Prime Minister Narendra Modi’s government is preparing a new set of guidelines to be issued this weekend, possibly extending the lockdown in worst-hit areas as it promotes economic activity.

The Health Ministry reported a total of 158,333 cases on Thursday, a jump of 6,566 cases in the past 24 hours, with 4,531 deaths, an increase of 194. It said the recovery rate has also risen to more than 42% .

Mumbai, India’s financial and entertainment capital, is the worst hit city in the country with more than 33,000 cases and nearly 1,200 deaths. Most of the cases are concentrated in Maharashtra, Gujarat, Tamil Nadu New Delhi, Madhya Pradesh and Rajasthan states.

An increase in cases have also been reported in some of India’s poorest eastern states as migrant workers stranded returning to native villages from India’s largest cities have begun arriving home on special trains.

India started easing lockdown restrictions earlier this month, allowing reopening of shops and manufacturing and resumption of some trains and domestic flights and vehicles’ movement.

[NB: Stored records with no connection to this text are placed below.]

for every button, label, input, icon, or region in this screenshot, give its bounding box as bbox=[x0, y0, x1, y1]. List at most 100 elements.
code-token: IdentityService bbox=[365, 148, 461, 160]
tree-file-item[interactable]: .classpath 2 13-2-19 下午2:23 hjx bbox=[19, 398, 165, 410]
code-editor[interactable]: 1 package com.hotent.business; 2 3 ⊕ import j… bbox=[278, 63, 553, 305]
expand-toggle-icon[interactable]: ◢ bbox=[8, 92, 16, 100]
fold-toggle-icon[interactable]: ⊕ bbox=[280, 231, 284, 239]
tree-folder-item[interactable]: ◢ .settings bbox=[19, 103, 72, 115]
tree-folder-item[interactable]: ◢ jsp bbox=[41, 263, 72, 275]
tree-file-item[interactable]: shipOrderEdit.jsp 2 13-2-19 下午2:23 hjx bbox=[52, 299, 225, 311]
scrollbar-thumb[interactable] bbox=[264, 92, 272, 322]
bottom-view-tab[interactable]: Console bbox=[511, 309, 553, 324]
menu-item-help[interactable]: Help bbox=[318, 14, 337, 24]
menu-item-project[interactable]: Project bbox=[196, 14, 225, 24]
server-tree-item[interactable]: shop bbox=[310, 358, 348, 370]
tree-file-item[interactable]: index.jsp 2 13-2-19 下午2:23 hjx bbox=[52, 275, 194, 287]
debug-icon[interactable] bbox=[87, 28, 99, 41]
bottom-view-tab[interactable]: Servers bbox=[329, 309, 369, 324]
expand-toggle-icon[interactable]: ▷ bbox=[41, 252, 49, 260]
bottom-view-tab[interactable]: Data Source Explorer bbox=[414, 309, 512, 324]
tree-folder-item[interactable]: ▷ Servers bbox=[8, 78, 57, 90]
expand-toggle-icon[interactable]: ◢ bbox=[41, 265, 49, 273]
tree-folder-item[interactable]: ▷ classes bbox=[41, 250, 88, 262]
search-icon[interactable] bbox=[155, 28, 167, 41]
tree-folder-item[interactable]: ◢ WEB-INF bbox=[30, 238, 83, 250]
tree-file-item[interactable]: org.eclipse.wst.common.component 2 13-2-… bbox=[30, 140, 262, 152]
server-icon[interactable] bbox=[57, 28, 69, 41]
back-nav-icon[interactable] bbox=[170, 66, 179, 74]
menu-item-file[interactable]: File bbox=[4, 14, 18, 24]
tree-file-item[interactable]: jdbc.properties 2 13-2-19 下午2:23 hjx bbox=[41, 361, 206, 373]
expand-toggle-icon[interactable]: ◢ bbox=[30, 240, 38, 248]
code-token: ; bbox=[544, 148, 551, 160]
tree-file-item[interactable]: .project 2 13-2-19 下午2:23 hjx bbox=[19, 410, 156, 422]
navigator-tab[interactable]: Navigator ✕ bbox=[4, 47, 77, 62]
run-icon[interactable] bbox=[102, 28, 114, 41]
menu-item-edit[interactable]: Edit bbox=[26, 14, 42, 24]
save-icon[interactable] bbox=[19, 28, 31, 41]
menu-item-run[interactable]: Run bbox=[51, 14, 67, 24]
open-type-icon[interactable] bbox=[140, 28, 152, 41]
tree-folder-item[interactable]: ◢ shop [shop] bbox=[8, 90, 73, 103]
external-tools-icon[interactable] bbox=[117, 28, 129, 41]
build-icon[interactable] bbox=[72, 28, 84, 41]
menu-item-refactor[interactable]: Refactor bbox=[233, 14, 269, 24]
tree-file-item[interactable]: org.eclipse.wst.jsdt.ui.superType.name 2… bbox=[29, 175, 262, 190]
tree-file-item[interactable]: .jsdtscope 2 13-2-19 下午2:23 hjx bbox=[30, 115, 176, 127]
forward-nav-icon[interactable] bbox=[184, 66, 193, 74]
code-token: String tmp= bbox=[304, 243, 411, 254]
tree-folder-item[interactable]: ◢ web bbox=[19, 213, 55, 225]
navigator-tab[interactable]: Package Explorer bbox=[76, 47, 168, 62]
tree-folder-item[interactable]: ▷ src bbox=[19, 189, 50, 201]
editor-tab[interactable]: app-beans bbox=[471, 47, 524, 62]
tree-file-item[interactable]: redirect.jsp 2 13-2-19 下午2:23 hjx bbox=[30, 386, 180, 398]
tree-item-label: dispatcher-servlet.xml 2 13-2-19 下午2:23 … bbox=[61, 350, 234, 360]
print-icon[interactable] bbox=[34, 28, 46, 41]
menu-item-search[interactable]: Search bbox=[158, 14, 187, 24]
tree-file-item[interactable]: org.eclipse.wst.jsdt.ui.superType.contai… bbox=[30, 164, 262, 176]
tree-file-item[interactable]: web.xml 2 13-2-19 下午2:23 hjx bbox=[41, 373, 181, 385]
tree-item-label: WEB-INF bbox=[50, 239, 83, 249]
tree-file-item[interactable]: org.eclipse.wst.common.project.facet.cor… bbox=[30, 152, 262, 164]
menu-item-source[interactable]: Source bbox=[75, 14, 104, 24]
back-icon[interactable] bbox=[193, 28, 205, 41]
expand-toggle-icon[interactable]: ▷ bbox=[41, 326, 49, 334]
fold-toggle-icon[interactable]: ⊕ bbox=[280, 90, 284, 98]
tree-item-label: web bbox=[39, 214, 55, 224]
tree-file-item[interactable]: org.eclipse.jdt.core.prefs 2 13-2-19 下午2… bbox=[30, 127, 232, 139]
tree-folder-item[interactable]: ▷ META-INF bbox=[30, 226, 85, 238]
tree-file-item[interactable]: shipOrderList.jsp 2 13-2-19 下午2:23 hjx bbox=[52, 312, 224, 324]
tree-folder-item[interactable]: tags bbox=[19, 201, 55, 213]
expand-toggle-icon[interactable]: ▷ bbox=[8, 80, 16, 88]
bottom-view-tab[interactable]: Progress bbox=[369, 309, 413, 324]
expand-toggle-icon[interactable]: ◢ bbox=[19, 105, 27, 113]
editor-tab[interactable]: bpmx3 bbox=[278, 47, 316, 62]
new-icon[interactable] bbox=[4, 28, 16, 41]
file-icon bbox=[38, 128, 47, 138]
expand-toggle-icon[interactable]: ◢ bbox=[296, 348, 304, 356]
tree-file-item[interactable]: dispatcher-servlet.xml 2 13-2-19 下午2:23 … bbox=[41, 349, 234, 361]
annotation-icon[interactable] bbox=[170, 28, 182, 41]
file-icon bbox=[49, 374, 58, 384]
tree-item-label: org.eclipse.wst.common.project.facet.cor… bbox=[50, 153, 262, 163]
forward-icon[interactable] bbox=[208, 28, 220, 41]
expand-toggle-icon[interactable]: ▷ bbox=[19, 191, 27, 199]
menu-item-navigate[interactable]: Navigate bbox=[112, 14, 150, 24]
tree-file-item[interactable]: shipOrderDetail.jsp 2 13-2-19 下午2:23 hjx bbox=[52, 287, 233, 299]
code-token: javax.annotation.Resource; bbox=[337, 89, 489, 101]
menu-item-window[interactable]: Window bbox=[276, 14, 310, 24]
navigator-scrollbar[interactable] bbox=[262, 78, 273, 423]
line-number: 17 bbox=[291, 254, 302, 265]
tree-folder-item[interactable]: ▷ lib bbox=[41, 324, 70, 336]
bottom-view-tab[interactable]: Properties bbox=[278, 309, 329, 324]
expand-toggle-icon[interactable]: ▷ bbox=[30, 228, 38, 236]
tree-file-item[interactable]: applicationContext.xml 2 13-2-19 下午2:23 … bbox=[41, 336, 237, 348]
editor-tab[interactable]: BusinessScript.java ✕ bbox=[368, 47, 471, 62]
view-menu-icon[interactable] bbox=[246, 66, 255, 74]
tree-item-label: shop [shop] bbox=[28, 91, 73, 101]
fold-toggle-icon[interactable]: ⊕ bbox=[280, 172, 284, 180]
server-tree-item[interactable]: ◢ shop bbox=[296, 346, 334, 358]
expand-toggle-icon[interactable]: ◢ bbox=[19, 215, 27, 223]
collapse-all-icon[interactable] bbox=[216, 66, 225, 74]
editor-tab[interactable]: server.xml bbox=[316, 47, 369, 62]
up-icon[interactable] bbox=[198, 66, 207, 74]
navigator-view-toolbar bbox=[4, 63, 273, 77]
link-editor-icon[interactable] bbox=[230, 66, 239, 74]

Metro services, schools and colleges, hotels and restaurants are shuttered nationwide.

Australian archbishop protests rule limiting pub attendance to 50, church to 10

CANBERRA, Australia — A Catholic archbishop has accused an Australian state government of inequitable pandemic rules by allowing up to 50 people into pubs while church congregations are limited to 10.

Sydney Archbishop Anthony Fisher on Thursday encouraged Catholics to sign a petition calling on the New South Wales government to treat churches the same as pubs, restaurants and cafes.

New pandemic restrictions that take effect on June 1 increase the number of customers that such commercial premises can hold from 10 to 50.

“Contrary to what has been said throughout this pandemic, we do not consider church attendance to be non-essential; indeed, nothing is more essential than the practice of our faith,” the petition said.

Fisher said he was standing up for freedom of worship “when I see so many double standards being applied to people of faith.”

“We aren’t asking for special treatment, we are asking for equal treatment,” Fisher said.

Federal Health Minister Greg Hunt said state governments were working at their own pace in lifting pandemic restrictions.

New South Wales is Australia’s most populous state and has been the worst effected by COVID-19. New South Wales has recorded 48 of Australia’s 103 deaths. Catholicism is the largest denomination in Christian-majority Australia.